This post was inspired by some time I spent flipping through Super Crunchers at a local bookstore. The first line sums it up nicely:

“Recommendations make life a lot easier. Want to know what movie to rent? The traditional way was to ask a friend or to see whether reviewers gave it a thumbs-up. Nowadays people are looking for Internet guidance drawn from the behavior of the masses.”

Now, don’t immediately raise the social community banner on me. Ian Ayres, the author of Super Crunchers, is more inline with the Moneyball school of thought and looks to good old-fashioned number crunching to generate those helpful recommendations.

The most obvious examples of this are the collaborative filtering algorithms on Amazon that serve you recommended items. And there’s Google, learning all about you (maybe too much) from your search habits. One of my favorites is Farecast.com, which uses historical price information and other market indicators to determine if the current price for an airline ticket is a good buy or if the price is trending down, and you should wait. I try to be as efficient as possible with my spending , i.e. cheap, so a site like Farecast let’s me rest easy when I purchase an airline ticket.

To me there are benefits to this line of thinking beyond getting consumer-purchasing recommendations. I can envision an online experience that is tailored to my interests, not just on a specific site, but across all online content. News sites that show me recommended stories based on my previous reading habits so I don’t have to dig through content that is of no interest to me. Or having a search engine that understands context based questions rather then just matching keywords…dreams of the semantic web? Maybe, but as we become more networked and connected as a society the pool of information will be even more overwhelming.

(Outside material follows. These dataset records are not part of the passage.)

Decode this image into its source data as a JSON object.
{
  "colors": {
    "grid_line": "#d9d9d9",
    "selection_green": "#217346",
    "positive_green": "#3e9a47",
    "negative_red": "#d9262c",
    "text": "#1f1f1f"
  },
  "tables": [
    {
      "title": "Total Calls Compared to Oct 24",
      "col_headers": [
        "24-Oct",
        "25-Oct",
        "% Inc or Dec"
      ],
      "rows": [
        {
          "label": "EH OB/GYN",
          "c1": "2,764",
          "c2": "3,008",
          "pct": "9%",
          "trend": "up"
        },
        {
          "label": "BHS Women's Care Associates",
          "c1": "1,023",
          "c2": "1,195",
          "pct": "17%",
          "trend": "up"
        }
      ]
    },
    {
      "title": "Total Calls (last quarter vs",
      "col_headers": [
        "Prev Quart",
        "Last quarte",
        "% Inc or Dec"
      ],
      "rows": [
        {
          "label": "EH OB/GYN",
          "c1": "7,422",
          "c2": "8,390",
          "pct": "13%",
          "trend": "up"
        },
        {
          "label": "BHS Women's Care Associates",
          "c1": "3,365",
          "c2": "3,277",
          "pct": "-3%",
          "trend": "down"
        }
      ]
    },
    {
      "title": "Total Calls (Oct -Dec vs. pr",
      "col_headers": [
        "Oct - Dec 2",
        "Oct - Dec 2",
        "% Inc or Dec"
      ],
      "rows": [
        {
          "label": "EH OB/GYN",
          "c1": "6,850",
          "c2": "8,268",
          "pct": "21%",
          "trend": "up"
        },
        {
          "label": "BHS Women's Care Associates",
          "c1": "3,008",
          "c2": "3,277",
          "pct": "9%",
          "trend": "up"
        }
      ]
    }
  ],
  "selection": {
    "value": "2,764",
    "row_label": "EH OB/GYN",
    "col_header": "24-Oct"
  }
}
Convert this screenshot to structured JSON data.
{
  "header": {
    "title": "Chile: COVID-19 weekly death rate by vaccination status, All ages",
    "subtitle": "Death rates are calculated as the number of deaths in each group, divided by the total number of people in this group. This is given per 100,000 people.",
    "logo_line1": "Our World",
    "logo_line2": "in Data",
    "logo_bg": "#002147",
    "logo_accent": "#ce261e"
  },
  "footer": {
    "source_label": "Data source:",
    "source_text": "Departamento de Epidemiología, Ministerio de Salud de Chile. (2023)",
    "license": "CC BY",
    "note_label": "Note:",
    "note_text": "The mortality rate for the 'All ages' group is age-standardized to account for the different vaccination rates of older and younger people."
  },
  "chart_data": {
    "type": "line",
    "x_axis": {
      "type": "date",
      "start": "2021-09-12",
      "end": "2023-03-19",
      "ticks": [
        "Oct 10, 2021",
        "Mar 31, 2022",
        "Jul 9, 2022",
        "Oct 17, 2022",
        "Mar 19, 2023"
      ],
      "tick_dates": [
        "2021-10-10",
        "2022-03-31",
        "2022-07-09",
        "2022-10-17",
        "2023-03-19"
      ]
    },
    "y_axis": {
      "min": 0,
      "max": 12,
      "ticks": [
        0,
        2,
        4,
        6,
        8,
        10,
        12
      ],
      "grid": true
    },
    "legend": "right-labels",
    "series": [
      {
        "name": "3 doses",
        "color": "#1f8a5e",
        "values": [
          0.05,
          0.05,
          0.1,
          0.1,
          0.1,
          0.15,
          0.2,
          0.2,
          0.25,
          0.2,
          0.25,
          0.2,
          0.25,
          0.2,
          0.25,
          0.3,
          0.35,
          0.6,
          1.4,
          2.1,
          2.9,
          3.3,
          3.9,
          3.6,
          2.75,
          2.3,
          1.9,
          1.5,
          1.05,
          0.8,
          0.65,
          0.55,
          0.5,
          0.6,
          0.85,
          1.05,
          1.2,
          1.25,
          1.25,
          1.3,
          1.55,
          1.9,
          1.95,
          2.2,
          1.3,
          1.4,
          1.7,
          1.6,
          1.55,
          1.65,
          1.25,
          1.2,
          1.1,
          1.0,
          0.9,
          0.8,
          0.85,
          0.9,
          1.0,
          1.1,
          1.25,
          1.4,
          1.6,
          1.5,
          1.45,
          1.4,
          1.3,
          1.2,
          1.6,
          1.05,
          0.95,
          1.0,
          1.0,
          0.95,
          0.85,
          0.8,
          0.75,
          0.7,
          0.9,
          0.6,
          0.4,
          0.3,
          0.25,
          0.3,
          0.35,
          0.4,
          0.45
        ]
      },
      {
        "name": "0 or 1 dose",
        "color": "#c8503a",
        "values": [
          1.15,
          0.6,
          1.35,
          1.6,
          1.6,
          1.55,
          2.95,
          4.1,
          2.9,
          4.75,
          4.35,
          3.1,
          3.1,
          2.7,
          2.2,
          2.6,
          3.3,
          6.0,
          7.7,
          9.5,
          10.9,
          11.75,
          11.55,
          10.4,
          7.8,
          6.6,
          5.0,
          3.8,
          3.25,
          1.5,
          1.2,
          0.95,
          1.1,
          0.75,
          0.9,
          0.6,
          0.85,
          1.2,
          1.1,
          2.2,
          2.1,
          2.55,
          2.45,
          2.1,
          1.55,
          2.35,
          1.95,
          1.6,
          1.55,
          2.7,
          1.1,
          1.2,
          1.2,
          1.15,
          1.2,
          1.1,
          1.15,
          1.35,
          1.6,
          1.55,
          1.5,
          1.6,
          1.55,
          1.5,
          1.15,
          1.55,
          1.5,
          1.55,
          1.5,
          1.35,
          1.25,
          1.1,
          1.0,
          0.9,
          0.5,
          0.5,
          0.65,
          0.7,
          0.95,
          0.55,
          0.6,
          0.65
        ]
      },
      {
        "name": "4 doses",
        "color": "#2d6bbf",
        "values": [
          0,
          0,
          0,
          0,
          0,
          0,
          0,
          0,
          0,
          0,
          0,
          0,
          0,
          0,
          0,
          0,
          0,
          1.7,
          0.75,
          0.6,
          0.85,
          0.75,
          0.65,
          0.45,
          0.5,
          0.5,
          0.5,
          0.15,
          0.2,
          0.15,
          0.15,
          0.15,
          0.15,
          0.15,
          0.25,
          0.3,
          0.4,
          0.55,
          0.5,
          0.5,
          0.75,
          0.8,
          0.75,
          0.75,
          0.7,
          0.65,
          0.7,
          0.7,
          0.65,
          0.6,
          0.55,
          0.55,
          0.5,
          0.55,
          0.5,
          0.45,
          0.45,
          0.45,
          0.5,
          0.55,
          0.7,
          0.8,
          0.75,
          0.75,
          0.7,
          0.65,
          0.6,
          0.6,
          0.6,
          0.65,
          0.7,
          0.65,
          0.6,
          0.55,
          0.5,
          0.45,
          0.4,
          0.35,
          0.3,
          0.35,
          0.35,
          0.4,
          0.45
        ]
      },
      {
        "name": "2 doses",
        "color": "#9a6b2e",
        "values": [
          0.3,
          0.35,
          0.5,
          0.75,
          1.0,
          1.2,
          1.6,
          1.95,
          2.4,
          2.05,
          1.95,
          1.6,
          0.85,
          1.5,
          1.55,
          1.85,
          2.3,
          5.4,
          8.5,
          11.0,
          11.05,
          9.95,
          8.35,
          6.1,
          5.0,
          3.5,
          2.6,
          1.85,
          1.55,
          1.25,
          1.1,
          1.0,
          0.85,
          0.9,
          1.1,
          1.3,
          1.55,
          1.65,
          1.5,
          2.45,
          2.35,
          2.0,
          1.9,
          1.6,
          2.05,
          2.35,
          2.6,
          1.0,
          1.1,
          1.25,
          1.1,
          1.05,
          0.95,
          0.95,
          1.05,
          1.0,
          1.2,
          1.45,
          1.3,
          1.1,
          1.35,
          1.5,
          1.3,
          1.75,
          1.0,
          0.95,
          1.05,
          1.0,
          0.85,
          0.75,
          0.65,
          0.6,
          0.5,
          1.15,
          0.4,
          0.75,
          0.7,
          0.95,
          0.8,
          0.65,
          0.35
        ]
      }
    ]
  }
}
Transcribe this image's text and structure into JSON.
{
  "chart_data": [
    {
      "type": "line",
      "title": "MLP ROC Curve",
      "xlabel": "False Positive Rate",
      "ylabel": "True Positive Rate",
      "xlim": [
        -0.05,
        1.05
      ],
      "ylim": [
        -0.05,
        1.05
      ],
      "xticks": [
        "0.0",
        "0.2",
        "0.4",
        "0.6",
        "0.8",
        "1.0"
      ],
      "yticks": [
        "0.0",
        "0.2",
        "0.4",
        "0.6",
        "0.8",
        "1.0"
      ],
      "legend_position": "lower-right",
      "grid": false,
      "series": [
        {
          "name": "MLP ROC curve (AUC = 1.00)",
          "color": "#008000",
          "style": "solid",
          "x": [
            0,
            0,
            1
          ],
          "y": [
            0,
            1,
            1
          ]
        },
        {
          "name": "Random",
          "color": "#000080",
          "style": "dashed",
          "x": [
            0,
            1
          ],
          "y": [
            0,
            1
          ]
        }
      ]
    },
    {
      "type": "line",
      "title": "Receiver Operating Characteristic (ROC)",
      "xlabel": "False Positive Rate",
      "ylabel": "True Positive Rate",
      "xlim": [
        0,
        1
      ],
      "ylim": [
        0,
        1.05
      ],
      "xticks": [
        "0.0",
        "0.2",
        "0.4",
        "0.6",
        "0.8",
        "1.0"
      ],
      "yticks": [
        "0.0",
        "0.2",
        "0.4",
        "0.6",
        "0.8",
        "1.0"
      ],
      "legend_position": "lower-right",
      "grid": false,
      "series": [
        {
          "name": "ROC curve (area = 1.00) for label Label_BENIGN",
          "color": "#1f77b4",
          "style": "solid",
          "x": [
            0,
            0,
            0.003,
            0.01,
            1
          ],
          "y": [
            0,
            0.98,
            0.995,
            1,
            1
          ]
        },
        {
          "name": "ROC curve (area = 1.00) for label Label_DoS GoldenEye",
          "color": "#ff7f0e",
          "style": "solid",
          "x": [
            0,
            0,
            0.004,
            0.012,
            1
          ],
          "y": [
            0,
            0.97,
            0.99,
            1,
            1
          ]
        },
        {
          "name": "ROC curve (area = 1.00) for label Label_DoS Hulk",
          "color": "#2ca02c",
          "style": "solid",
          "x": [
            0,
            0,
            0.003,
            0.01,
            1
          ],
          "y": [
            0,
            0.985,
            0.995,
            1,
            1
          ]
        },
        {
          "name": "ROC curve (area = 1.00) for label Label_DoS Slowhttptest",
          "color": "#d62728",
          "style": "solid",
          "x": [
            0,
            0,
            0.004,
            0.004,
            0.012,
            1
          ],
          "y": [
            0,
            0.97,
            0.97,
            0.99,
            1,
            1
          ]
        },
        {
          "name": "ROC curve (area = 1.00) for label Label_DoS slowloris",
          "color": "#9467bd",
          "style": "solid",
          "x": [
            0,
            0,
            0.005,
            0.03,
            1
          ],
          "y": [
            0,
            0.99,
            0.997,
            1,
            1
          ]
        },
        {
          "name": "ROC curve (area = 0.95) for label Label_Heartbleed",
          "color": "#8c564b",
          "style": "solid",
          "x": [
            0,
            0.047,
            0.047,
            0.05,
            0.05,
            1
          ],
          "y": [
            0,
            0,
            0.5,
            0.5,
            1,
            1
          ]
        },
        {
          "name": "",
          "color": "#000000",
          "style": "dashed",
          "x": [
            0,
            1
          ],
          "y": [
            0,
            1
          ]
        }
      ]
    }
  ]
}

So while Amazon learns more as you interact on their site, what is it learning about all those others sites you browse? Nothing. Amazon has no access to your shopping habits off their site.

For me this idea of decentralized and disparate data aggregation and management is one of the major questions moving forward. Every time we use the Internet we leave huge amounts of fractured data in our wake.

How can that data be synthesized and analyzed to make the Internet smarter and my time online more efficient?